Τρίτη 27 Μαρτίου 2018

A Sculptor’s Workshop, Stratford-upon-Avon 1617 (replica by Henry Wallis), 1857

Sunlight floods the dark interior revealing an almost sacred scene of adoration, renaissance and creative spirit. The red-haired Dutch sculptor Geerhart Janssen kneels reverentially before the luminous white marble figure of William Shakespeare in academic pose, his hands resting on a cushion—the right soon to hold a quill, the left atop a piece of parchment. Janssen is putting the finishing touches to a memorial sculpture while the elegantly dressed playwright Ben Johnson proffers the immortal bard’s death mask. Yet Janssen’s children seem oblivious to the drama being played out before them.
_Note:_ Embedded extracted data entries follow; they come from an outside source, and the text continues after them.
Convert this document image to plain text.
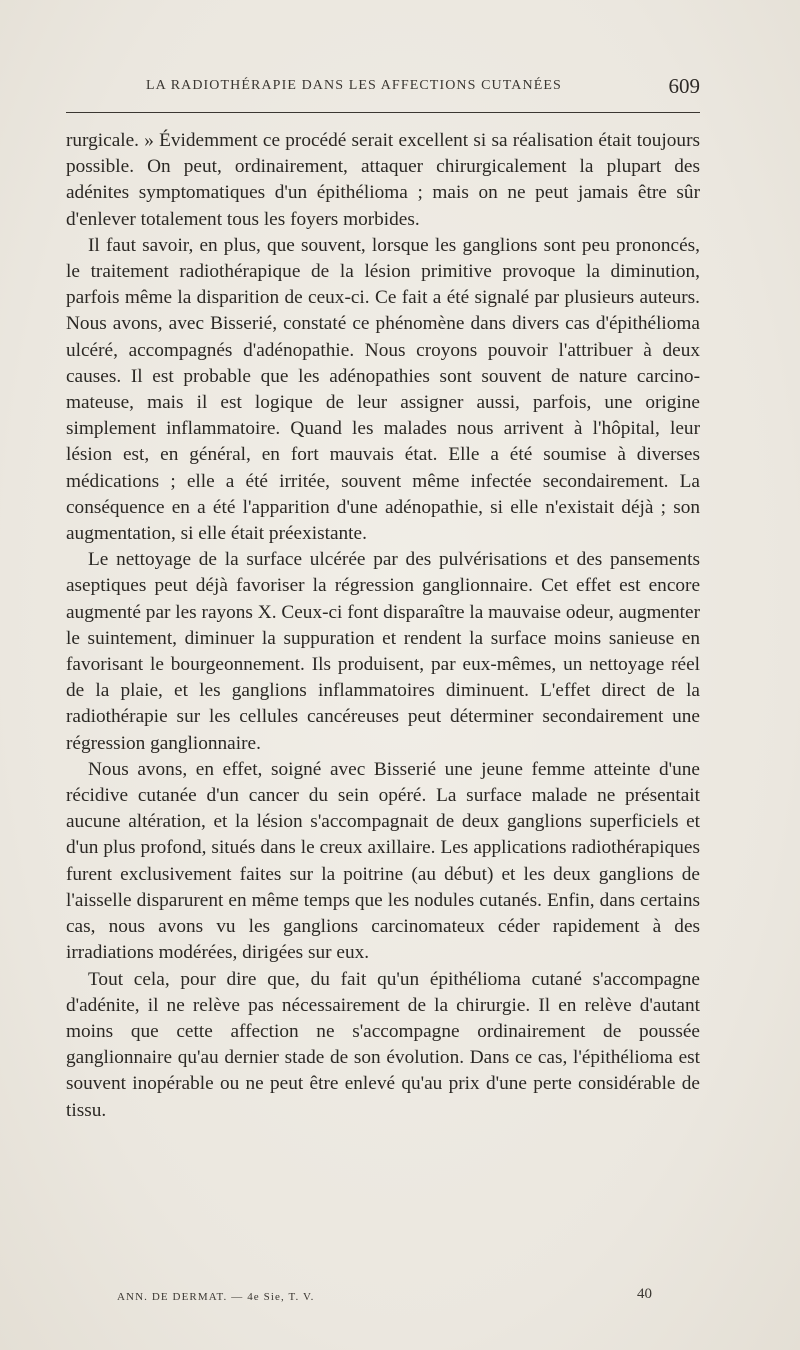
LA RADIOTHÉRAPIE DANS LES AFFECTIONS CUTANÉES	609

rurgicale. » Évidemment ce procédé serait excellent si sa réalisation était toujours possible. On peut, ordinairement, attaquer chirurgicalement la plupart des adénites symptomatiques d'un épithélioma ; mais on ne peut jamais être sûr d'enlever totalement tous les foyers morbides.

Il faut savoir, en plus, que souvent, lorsque les ganglions sont peu prononcés, le traitement radiothérapique de la lésion primitive provoque la diminution, parfois même la disparition de ceux-ci. Ce fait a été signalé par plusieurs auteurs. Nous avons, avec Bisserié, constaté ce phénomène dans divers cas d'épithélioma ulcéré, accompagnés d'adénopathie. Nous croyons pouvoir l'attribuer à deux causes. Il est probable que les adénopathies sont souvent de nature carcinomateuse, mais il est logique de leur assigner aussi, parfois, une origine simplement inflammatoire. Quand les malades nous arrivent à l'hôpital, leur lésion est, en général, en fort mauvais état. Elle a été soumise à diverses médications ; elle a été irritée, souvent même infectée secondairement. La conséquence en a été l'apparition d'une adénopathie, si elle n'existait déjà ; son augmentation, si elle était préexistante.

Le nettoyage de la surface ulcérée par des pulvérisations et des pansements aseptiques peut déjà favoriser la régression ganglionnaire. Cet effet est encore augmenté par les rayons X. Ceux-ci font disparaître la mauvaise odeur, augmenter le suintement, diminuer la suppuration et rendent la surface moins sanieuse en favorisant le bourgeonnement. Ils produisent, par eux-mêmes, un nettoyage réel de la plaie, et les ganglions inflammatoires diminuent. L'effet direct de la radiothérapie sur les cellules cancéreuses peut déterminer secondairement une régression ganglionnaire.

Nous avons, en effet, soigné avec Bisserié une jeune femme atteinte d'une récidive cutanée d'un cancer du sein opéré. La surface malade ne présentait aucune altération, et la lésion s'accompagnait de deux ganglions superficiels et d'un plus profond, situés dans le creux axillaire. Les applications radiothérapiques furent exclusivement faites sur la poitrine (au début) et les deux ganglions de l'aisselle disparurent en même temps que les nodules cutanés. Enfin, dans certains cas, nous avons vu les ganglions carcinomateux céder rapidement à des irradiations modérées, dirigées sur eux.

Tout cela, pour dire que, du fait qu'un épithélioma cutané s'accompagne d'adénite, il ne relève pas nécessairement de la chirurgie. Il en relève d'autant moins que cette affection ne s'accompagne ordinairement de poussée ganglionnaire qu'au dernier stade de son évolution. Dans ce cas, l'épithélioma est souvent inopérable ou ne peut être enlevé qu'au prix d'une perte considérable de tissu.

ANN. DE DERMAT. — 4e Sie, T. V.	40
The two ‘ginger’ innocents on the floor are lost in play with some of their father’s clay figures, while their older sibling leans languidly against the open timber door, chewing her left index finger and gazing distantly beyond the historic tableau. Outside a path leads down to a tree-lined riverbank and an écorché (a human figure with the skin removed to display the musculature) poses on the sill of a creeper-clad window, which frames the iconic view of the Avon and Holy Trinity’s elegant spire. On the wall behind the sculpture rests a model of the funerary monument, signed and dated 1857. This imaginary scene is a replica (39 × 53 cm) [1] of a much larger Wallis painting (whereabouts unknown) originally owned by Robert Platt (1802–82), a wealthy cotton manufacturer from Cheshire [2].